Block Google-Extended Without Blocking Googlebot

Add a Google-Extended Disallow group to restrict eligible content from Gemini model training and grounding uses. Google-Extended is a control token rather than a separate HTTP crawler, and Google states that blocking it does not affect inclusion or ranking in Google Search.

Google Search route remaining open while a separate Google-Extended AI use route is blocked

Copy-paste robots.txt example

User-agent: Google-Extended
Disallow: /

Copy the Google-Extended rule

Use this crawler-specific group when you want Google Search to continue crawling the site but do not want eligible content used through the products controlled by Google-Extended:

User-agent: Google-Extended
Disallow: /

The rule can also target selected paths instead of the whole host. For example, replace / with /members/ or another public section whose use you want to restrict.

Google-Extended is not Googlebot

Google-Extended is a standalone robots.txt product token. It does not have its own separate HTTP User-Agent string; Google crawls with existing Google agents and applies this token as a control over whether eligible content may be used for training future Gemini models and for certain grounding uses.

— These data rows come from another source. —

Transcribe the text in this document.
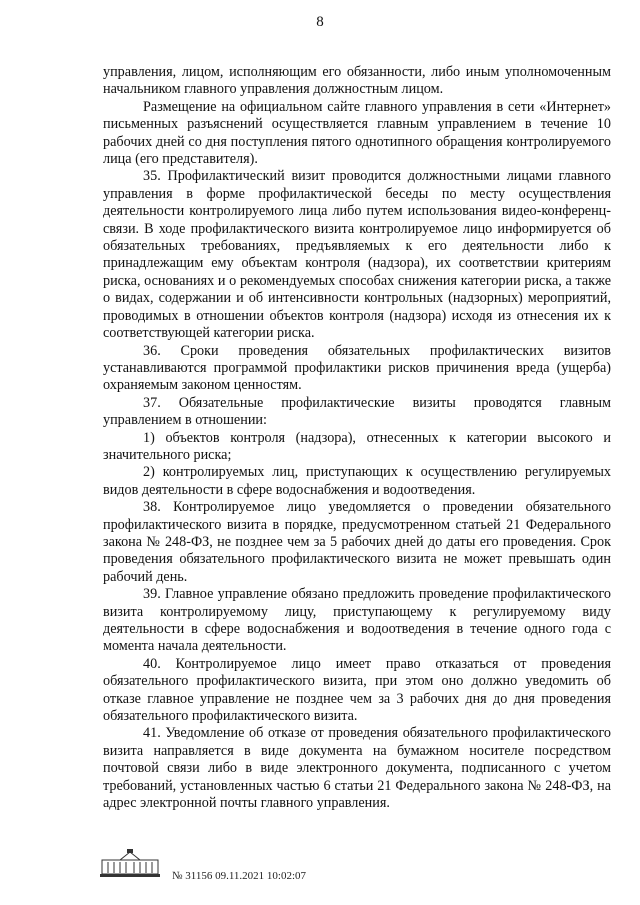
8

управления, лицом, исполняющим его обязанности, либо иным уполномоченным начальником главного управления должностным лицом.

Размещение на официальном сайте главного управления в сети «Интернет» письменных разъяснений осуществляется главным управлением в течение 10 рабочих дней со дня поступления пятого однотипного обращения контролируемого лица (его представителя).

35. Профилактический визит проводится должностными лицами главного управления в форме профилактической беседы по месту осуществления деятельности контролируемого лица либо путем использования видео-конференц-связи. В ходе профилактического визита контролируемое лицо информируется об обязательных требованиях, предъявляемых к его деятельности либо к принадлежащим ему объектам контроля (надзора), их соответствии критериям риска, основаниях и о рекомендуемых способах снижения категории риска, а также о видах, содержании и об интенсивности контрольных (надзорных) мероприятий, проводимых в отношении объектов контроля (надзора) исходя из отнесения их к соответствующей категории риска.

36. Сроки проведения обязательных профилактических визитов устанавливаются программой профилактики рисков причинения вреда (ущерба) охраняемым законом ценностям.

37. Обязательные профилактические визиты проводятся главным управлением в отношении:

1) объектов контроля (надзора), отнесенных к категории высокого и значительного риска;

2) контролируемых лиц, приступающих к осуществлению регулируемых видов деятельности в сфере водоснабжения и водоотведения.

38. Контролируемое лицо уведомляется о проведении обязательного профилактического визита в порядке, предусмотренном статьей 21 Федерального закона № 248-ФЗ, не позднее чем за 5 рабочих дней до даты его проведения. Срок проведения обязательного профилактического визита не может превышать один рабочий день.

39. Главное управление обязано предложить проведение профилактического визита контролируемому лицу, приступающему к регулируемому виду деятельности в сфере водоснабжения и водоотведения в течение одного года с момента начала деятельности.

40. Контролируемое лицо имеет право отказаться от проведения обязательного профилактического визита, при этом оно должно уведомить об отказе главное управление не позднее чем за 3 рабочих дня до дня проведения обязательного профилактического визита.

41. Уведомление об отказе от проведения обязательного профилактического визита направляется в виде документа на бумажном носителе посредством почтовой связи либо в виде электронного документа, подписанного с учетом требований, установленных частью 6 статьи 21 Федерального закона № 248-ФЗ, на адрес электронной почты главного управления.

№ 31156 09.11.2021 10:02:07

Google states that a Google-Extended preference does not affect a site’s inclusion in Google Search and is not used as a Google Search ranking signal. Do not block Googlebot when your intention is only to opt out of Google-Extended uses.

Keep Search open explicitly only when needed

A standalone Google-Extended group does not require an additional Googlebot group in a simple file. If your existing robots.txt has a wildcard block, however, add or review the more specific Googlebot rules so the final configuration still matches your search policy:

User-agent: Google-Extended
Disallow: /

User-agent: Googlebot
Allow: /

Always evaluate the entire file. Repeated groups for the same token may be combined by the crawler, and a broad rule elsewhere can create an outcome that is not obvious from one copied snippet.

Publish the rule correctly

  1. Merge the Google-Extended group into the robots.txt file for the exact host you want to control.
  2. Serve it from the host root, such as https://example.com/robots.txt.
  3. Confirm that the live response is plain text and returns HTTP 200.
  4. Test Google-Extended and Googlebot separately with the robots.txt checker.

Because Google-Extended is a control token, do not expect to find a distinct Google-Extended crawler string in server logs. If you need to verify whether a request genuinely comes from Google infrastructure, use Google’s published crawler verification methods rather than trusting a self-declared header.

Know the limit of the template

This rule communicates a use preference to Google. It does not make a public page private, remove it from Google Search, or prevent every third party from copying it. Use noindex for supported search-indexing control, and use authentication or authorization when access itself must be restricted.

FAQ

Does blocking Google-Extended block Googlebot?

No. Google-Extended and Googlebot are separate robots.txt tokens. A Google-Extended-specific block does not by itself prevent Googlebot from crawling for Search.

Will this hurt my Google Search rankings?

Google states that Google-Extended does not affect inclusion in Google Search and is not used as a Google Search ranking signal.

Can I find Google-Extended in my server logs?

Not as a distinct HTTP User-Agent. Google-Extended is a control token applied to content crawled through existing Google user agents.

Can I block only one section of the site?

Yes. Use specific path rules instead of Disallow: /, then test the exact paths for both Google-Extended and Googlebot.

Does Google-Extended make private content secure?

No. It communicates a content-use preference. Private or sensitive resources still require authentication, authorization, or another enforceable access control.